Above: Clock gears in the Saint Maximus church in Magnac-Laval, Haute-Vienne, France (Krzysztof Golik) [picture cropped] [Information on copyright: https://commons.wikimedia.org/wiki/File:Clock_gears_in_the_St_Maximus_church_in_Magnac-Laval_01.jpg]

 

In the 20th and 21st centuries, we have made a vast amount of progress in understanding how a physical object, like a brain or computer, could engage in highly sophisticated and seemingly intelligent behavior.  For instance, being able to strategize and plan ahead in the way necessary to play games like chess and Go at high levels seems to be a sign of intelligence, and yet purely physical objects — computers — can beat all humans.  Furthermore, we have gained significant empirical data for how the function of the physical stuff in our heads — the brain — affects our thinking.  Should we conclude that we ourselves are purely physical objects, and that the brain is the mind?

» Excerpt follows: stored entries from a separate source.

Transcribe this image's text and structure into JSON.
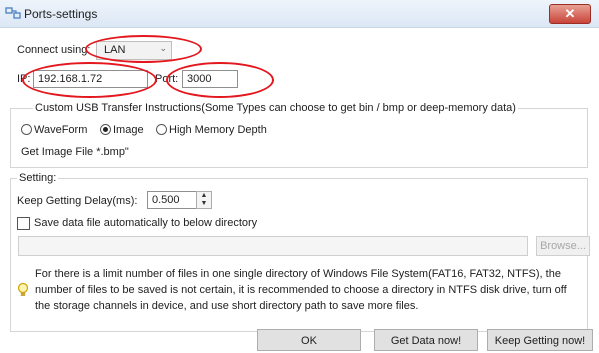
{
  "window": {
    "title": "Ports-settings",
    "close_label": "✕"
  },
  "connection": {
    "label": "Connect using:",
    "selected": "LAN",
    "ip_label": "IP:",
    "ip_value": "192.168.1.72",
    "port_label": "Port:",
    "port_value": "3000"
  },
  "custom": {
    "label": "Custom USB Transfer Instructions(Some Types can choose to get bin / bmp or deep-memory data)",
    "options": [
      "WaveForm",
      "Image",
      "High Memory Depth"
    ],
    "selected": "Image",
    "file_note": "Get Image File *.bmp\""
  },
  "setting": {
    "label": "Setting:",
    "delay_label": "Keep Getting Delay(ms):",
    "delay_value": "0.500",
    "save_label": "Save data file automatically to below directory",
    "directory_value": "",
    "browse_label": "Browse..."
  },
  "info": {
    "text": "For there is a limit number of files in one single directory of Windows File System(FAT16, FAT32, NTFS), the number of  files to be saved is not certain,  it is recommended to choose a directory in NTFS disk drive, turn off the storage channels in device, and use short directory path to save more files."
  },
  "buttons": {
    "ok": "OK",
    "get_data": "Get Data now!",
    "keep_getting": "Keep Getting now!"
  },
  "colors": {
    "annotation": "#e3171e",
    "titlebar": "#dce7f5",
    "close": "#c9443a"
  }
}
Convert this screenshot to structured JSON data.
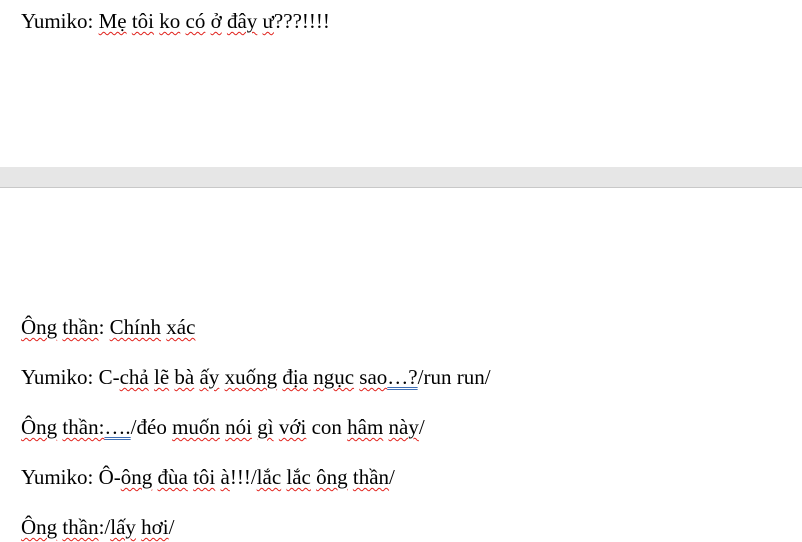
{
  "page1": {
    "line1": {
      "speaker": "Yumiko:",
      "w1": "Mẹ",
      "w2": "tôi",
      "w3": "ko",
      "w4": "có",
      "w5": "ở",
      "w6": "đây",
      "w7": "ư",
      "end": "???!!!!"
    }
  },
  "page2": {
    "line1": {
      "speaker_a": "Ông",
      "speaker_b": "thần",
      "colon": ":",
      "w1": "Chính",
      "w2": "xác"
    },
    "line2": {
      "speaker": "Yumiko:",
      "w1": "C-",
      "w2": "chả",
      "w3": "lẽ",
      "w4": "bà",
      "w5": "ấy",
      "w6": "xuống",
      "w7": "địa",
      "w8": "ngục",
      "w9": "sao",
      "w10": "…?",
      "end": "/run run/"
    },
    "line3": {
      "speaker_a": "Ông",
      "speaker_b": "thần:",
      "ellipsis": "….",
      "w1": "/đéo",
      "w2": "muốn",
      "w3": "nói",
      "w4": "gì",
      "w5": "với",
      "w6": "con",
      "w7": "hâm",
      "w8": "này",
      "end": "/"
    },
    "line4": {
      "speaker": "Yumiko:",
      "w1": "Ô-",
      "w2": "ông",
      "w3": "đùa",
      "w4": "tôi",
      "w5": "à",
      "w6": "!!!/",
      "w7": "lắc",
      "w8": "lắc",
      "w9": "ông",
      "w10": "thần",
      "end": "/"
    },
    "line5": {
      "speaker_a": "Ông",
      "speaker_b": "thần",
      "w1": ":/",
      "w2": "lấy",
      "w3": "hơi",
      "end": "/"
    }
  }
}
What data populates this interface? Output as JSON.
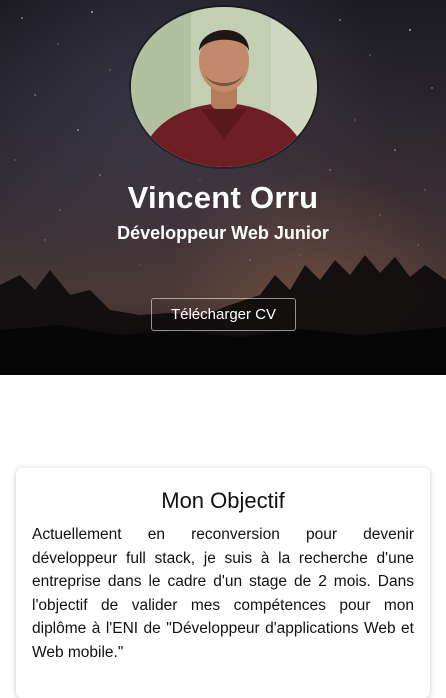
{
  "profile": {
    "name": "Vincent Orru",
    "role": "Développeur Web Junior",
    "cv_button": "Télécharger CV"
  },
  "objective": {
    "title": "Mon Objectif",
    "text": "Actuellement en reconversion pour devenir développeur full stack, je suis à la recherche d'une entreprise dans le cadre d'un stage de 2 mois. Dans l'objectif de valider mes compétences pour mon diplôme à l'ENI de \"Développeur d'applications Web et Web mobile.\""
  },
  "colors": {
    "hero_text": "#ffffff",
    "body_text": "#111111",
    "card_background": "#ffffff"
  },
  "icons": {
    "avatar": "profile-photo"
  }
}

I will sketch arguments — none of them particularly original — that there are four phenomena that resist such a reduction of humans to the physical: meaning, consciousness, normativity and free will.  This resistance does not appear to be something that we can overcome with more scientific research.  There is good reason to doubt that any tenable theory of these phenomena could be confined to the physical.

Meaning

The progress of human knowledge, especially in science, requires the periodic introduction of new technical vocabulary.  Some of these words had a prior non-technical meaning and came to have a new technical meaning.  For instance, “cell” originally was used to indicate the small rooms of monks and nuns, and when Robert Hooke in the 17th century saw some biological entities under his microscope that resembled small rooms, he gave the word a new technical meaning.  On other occasions, a completely new word is made up, such as “gluon” in physics.

In both cases, something needs to be done to explain the word: it doesn’t have the new meaning in some innate way.  To give meaning to a new word or a new meaning to an old word, we need to use old words or gestures — e.g., pointing to the cells under a microscope  — to define or point out what the word means.  These old words or gestures must themselves have a prior meaning, or else they won’t give meaning to the new word.

The point generalizes.  A purely physical thing — a sound in the air, ink marks on a page, or the movement of an object — does not have an innate meaning.  When we point with our index finger, we indicate the most salient object lying beyond the finger along the ray from the knuckle to the fingertip.  But animals like us could have used the same gesture to indicate an object in the opposite direction, or to do something completely different from indicating an object, say to express joy.

Thus, if a purely physical thing has a meaning, it gets that meaning from something else that is meaningful.  If that something else is itself physical, it must have gotten its meaning from something else physical and meaningful.  We now have three possibilities: either we have an infinite regress of meaningful physical things, a circularity of meaningful physical things, or something that gives meaning and isn’t itself physical.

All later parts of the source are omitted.